De la misma manera que me fetichizó como stripper, también fetichizó mi bisexualidad, como hacen muchos hombres heterosexuales. La gente suele ver la bisexualidad como una actitud abierta a la idea de tener relaciones sexuales con personas de ambos sexos. Esta percepción siempre me ha parecido invalidante y me irrita.
No estoy “abierta a la idea” de estar con una mujer y con un hombre. Me enamoro de las mujeres. Las anhelo. Mi novio debería haber sido consciente de la diferencia, después de haber pasado horas escuchando las historias de mis desamores homoeróticos pasados y cómo había llorado por colegas que me habían dejado en la friendzone después de darme señales confusas.
Aun así, sus celos nunca se dirigían a las mujeres y nunca las percibía como competencia, lo que significa que nunca se tomó en serio mi homosexualidad. Su fetichismo se notaba y le gustaba cuando yo comentaba que tal o cual colega mío estaba buenorro, comparando sus gustos con los míos.
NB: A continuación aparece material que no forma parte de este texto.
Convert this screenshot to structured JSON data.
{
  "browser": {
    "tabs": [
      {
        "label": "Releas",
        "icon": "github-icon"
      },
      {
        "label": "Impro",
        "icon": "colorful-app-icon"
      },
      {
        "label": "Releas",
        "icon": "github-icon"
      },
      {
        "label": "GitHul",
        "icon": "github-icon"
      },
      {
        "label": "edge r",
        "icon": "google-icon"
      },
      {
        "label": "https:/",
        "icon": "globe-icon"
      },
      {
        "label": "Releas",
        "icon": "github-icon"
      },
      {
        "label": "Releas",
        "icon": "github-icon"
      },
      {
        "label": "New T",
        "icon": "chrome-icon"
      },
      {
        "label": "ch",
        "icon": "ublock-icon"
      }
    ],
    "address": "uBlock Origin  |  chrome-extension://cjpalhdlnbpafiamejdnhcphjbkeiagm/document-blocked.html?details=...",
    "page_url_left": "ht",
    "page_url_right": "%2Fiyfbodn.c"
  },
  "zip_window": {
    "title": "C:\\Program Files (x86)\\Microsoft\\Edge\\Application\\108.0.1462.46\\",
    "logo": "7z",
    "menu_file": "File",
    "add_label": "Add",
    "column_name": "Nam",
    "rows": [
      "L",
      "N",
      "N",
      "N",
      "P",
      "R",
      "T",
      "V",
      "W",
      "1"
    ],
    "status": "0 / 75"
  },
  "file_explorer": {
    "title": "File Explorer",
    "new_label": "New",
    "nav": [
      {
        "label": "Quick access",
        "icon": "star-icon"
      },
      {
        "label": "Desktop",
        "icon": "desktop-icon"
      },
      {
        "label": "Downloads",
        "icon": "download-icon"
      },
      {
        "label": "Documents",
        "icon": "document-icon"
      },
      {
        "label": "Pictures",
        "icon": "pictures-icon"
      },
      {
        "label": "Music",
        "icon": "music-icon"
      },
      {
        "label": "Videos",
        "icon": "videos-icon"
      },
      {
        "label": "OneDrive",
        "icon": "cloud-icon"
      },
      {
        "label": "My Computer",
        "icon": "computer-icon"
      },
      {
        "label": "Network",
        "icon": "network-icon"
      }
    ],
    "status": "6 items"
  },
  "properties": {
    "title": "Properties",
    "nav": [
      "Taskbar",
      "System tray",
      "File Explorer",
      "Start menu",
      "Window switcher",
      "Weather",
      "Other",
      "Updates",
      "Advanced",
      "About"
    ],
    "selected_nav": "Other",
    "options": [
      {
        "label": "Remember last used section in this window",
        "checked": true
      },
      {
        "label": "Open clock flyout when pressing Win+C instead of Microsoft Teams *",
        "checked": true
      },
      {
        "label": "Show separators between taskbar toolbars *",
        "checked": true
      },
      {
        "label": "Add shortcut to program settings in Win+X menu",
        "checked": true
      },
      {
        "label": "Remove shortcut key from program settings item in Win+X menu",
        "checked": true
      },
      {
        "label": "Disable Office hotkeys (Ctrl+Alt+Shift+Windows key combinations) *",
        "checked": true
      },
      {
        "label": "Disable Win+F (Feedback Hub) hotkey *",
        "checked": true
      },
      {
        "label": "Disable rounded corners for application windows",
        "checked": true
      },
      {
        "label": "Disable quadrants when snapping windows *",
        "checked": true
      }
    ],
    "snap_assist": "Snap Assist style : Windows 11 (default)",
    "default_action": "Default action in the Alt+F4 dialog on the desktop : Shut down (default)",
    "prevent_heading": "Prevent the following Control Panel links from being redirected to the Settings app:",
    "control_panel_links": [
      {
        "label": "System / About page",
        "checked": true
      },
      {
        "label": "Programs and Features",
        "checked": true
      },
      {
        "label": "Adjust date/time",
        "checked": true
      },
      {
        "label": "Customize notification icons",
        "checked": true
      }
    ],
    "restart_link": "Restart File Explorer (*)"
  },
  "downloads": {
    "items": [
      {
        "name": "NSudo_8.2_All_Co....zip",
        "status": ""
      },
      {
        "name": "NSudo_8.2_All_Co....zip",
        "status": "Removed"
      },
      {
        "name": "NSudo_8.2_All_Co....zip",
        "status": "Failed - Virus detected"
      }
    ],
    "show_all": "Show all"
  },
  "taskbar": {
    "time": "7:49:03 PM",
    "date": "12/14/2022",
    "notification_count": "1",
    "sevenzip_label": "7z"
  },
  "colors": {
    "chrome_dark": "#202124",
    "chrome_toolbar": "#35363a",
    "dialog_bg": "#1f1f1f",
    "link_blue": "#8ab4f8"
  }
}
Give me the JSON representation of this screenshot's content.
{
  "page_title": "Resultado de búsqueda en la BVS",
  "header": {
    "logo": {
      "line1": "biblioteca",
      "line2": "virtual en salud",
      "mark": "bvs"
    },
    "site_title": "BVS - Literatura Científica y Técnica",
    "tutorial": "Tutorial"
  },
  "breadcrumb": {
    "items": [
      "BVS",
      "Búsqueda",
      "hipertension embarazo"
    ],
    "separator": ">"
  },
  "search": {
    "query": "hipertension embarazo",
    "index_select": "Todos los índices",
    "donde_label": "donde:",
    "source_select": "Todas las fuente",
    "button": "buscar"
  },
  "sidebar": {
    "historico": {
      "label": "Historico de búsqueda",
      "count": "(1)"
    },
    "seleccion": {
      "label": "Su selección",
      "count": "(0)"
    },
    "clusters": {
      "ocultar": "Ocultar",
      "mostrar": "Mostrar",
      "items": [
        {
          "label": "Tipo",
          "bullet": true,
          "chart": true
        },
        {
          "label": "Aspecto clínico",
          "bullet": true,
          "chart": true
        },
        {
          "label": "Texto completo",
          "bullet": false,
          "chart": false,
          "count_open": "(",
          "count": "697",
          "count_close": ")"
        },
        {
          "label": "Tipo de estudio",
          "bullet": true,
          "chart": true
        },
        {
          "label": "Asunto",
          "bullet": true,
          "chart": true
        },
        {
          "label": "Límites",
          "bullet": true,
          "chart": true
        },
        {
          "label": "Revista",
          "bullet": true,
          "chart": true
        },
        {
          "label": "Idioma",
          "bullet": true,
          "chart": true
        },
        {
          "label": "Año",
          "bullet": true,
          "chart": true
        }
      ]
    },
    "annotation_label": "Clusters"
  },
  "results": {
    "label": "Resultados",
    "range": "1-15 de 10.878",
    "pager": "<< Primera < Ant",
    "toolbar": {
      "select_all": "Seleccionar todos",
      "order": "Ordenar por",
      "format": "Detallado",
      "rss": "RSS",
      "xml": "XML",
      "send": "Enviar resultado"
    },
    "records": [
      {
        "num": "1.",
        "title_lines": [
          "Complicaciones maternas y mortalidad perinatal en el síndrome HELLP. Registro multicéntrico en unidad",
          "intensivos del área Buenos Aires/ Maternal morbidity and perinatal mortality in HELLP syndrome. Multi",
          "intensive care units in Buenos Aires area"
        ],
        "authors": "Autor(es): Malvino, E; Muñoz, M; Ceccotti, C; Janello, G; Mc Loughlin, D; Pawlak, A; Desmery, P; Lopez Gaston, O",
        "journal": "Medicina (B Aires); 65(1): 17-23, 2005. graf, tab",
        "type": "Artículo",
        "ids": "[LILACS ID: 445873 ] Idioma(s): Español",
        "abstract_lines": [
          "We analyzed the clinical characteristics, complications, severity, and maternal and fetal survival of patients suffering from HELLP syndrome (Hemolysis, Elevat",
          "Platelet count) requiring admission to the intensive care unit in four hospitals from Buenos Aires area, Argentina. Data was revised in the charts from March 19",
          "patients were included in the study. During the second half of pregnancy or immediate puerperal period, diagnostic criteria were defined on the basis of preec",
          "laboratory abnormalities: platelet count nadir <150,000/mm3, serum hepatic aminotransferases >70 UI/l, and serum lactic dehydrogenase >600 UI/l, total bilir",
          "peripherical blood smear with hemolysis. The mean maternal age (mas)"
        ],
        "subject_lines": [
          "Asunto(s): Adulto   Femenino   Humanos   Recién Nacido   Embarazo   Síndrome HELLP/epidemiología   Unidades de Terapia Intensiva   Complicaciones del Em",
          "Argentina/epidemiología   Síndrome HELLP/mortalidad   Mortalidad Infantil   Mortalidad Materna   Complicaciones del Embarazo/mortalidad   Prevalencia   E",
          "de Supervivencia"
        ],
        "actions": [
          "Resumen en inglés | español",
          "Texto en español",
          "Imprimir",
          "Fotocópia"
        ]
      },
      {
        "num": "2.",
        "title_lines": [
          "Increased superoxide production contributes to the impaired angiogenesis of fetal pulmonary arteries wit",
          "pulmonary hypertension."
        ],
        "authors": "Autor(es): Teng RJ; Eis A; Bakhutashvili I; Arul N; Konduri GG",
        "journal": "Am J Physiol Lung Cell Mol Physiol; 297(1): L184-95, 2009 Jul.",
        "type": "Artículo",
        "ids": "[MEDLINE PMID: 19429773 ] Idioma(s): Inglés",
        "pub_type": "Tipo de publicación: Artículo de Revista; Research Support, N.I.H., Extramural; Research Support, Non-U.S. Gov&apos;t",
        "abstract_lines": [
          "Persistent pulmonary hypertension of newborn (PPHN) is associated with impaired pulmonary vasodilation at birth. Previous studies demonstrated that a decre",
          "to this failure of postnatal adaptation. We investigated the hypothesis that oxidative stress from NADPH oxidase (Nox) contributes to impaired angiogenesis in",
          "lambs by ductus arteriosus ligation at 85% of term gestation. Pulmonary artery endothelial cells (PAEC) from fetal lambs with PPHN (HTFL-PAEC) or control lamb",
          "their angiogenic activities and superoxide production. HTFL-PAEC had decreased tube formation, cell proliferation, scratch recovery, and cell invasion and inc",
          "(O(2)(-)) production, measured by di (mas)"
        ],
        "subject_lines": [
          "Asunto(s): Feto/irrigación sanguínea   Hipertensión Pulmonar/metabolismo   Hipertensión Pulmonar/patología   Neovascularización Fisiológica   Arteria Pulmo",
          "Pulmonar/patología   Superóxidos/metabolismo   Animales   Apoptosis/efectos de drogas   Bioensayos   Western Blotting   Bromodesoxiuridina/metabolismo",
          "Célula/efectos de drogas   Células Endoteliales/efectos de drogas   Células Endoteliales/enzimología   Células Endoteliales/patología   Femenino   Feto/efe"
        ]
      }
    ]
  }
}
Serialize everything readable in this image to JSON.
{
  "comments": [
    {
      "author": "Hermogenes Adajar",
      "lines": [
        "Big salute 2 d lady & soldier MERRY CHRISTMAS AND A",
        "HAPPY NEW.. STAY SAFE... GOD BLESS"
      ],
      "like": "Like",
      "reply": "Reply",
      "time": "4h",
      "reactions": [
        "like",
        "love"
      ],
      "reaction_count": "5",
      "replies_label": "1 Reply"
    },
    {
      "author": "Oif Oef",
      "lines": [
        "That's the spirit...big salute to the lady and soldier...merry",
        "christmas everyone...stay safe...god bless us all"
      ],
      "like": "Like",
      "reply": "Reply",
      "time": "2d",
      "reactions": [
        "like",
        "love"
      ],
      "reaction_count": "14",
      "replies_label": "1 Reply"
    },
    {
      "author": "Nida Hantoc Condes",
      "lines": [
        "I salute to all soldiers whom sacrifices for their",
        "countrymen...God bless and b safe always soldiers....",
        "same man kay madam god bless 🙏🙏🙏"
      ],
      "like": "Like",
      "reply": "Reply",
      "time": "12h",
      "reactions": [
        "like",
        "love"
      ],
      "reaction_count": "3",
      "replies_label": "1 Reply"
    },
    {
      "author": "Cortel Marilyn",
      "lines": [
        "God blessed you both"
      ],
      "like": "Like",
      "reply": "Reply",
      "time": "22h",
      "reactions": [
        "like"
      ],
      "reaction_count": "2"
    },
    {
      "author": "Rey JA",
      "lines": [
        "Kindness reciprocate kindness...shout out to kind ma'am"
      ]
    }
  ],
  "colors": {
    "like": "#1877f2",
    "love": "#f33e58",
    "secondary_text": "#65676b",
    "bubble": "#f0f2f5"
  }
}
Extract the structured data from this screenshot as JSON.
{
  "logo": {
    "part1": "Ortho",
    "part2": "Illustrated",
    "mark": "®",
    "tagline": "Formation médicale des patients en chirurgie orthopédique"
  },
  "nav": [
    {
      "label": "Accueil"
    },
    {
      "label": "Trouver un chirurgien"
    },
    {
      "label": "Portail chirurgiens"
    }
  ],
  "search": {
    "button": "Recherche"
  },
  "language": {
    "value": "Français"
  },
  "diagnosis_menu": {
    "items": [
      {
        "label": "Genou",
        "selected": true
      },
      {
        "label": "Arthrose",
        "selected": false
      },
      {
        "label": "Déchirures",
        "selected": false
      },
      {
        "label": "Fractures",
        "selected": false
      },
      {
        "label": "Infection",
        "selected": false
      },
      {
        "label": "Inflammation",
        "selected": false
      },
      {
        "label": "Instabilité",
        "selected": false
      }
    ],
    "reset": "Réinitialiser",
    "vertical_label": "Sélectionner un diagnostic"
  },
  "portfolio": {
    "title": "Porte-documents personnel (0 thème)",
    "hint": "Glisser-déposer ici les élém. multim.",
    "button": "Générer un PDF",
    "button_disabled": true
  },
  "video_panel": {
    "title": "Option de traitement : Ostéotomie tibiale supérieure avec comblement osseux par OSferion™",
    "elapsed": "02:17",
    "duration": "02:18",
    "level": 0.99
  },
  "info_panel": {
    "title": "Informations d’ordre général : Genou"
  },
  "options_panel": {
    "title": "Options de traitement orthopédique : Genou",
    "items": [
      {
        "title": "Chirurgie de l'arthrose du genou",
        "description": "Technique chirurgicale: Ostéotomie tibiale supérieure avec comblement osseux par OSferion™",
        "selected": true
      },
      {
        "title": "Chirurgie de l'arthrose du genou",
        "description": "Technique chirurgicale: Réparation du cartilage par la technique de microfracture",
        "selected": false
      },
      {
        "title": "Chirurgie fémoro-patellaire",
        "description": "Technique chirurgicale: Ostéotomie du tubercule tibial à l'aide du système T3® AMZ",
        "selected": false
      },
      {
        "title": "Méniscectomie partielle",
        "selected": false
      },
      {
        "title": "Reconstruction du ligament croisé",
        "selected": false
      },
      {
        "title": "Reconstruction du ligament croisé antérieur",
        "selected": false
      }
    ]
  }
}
Puede que él nunca haya pensado en por qué no le gustaba mi trabajo, como dijo, pero yo sí. Y lo que pensé es que él veía mi cuerpo como su propiedad. No podía soportar el hecho de que extraños me vieran desnuda, revelando el secreto que él pensaba que debería pertenecer solo a nuestra intimidad en el dormitorio. Sus primeras palabras fueron reveladoras: “Es genial salir con una stripper.” Como si yo fuera un trofeo para colocar en su estante, una estatua caliente envuelta en ropa interior de encaje.
No vio que el striptease me dio independencia financiera y me permitió viajar por el mundo. No vio que curó las heridas de una educación estricta y religiosa, liberándome de mucha vergüenza católica. No vio que el striptease elevó a la niña insegura que solía ser, convirtiéndome en la persona segura de sí misma que a él le gustaba.
Lo único que podía ver eran mis pechos desnudos expuestos a extraños. Desnudarme para él se reducía al delito de hacer pública mi carne… para otros hombres, porque otras mujeres no importaban tanto. Al final, no estoy segura de que me viera en absoluto. La persona dentro de la piel que está orgullosa y ama plenamente y, como cualquiera, simplemente está haciendo su trabajo.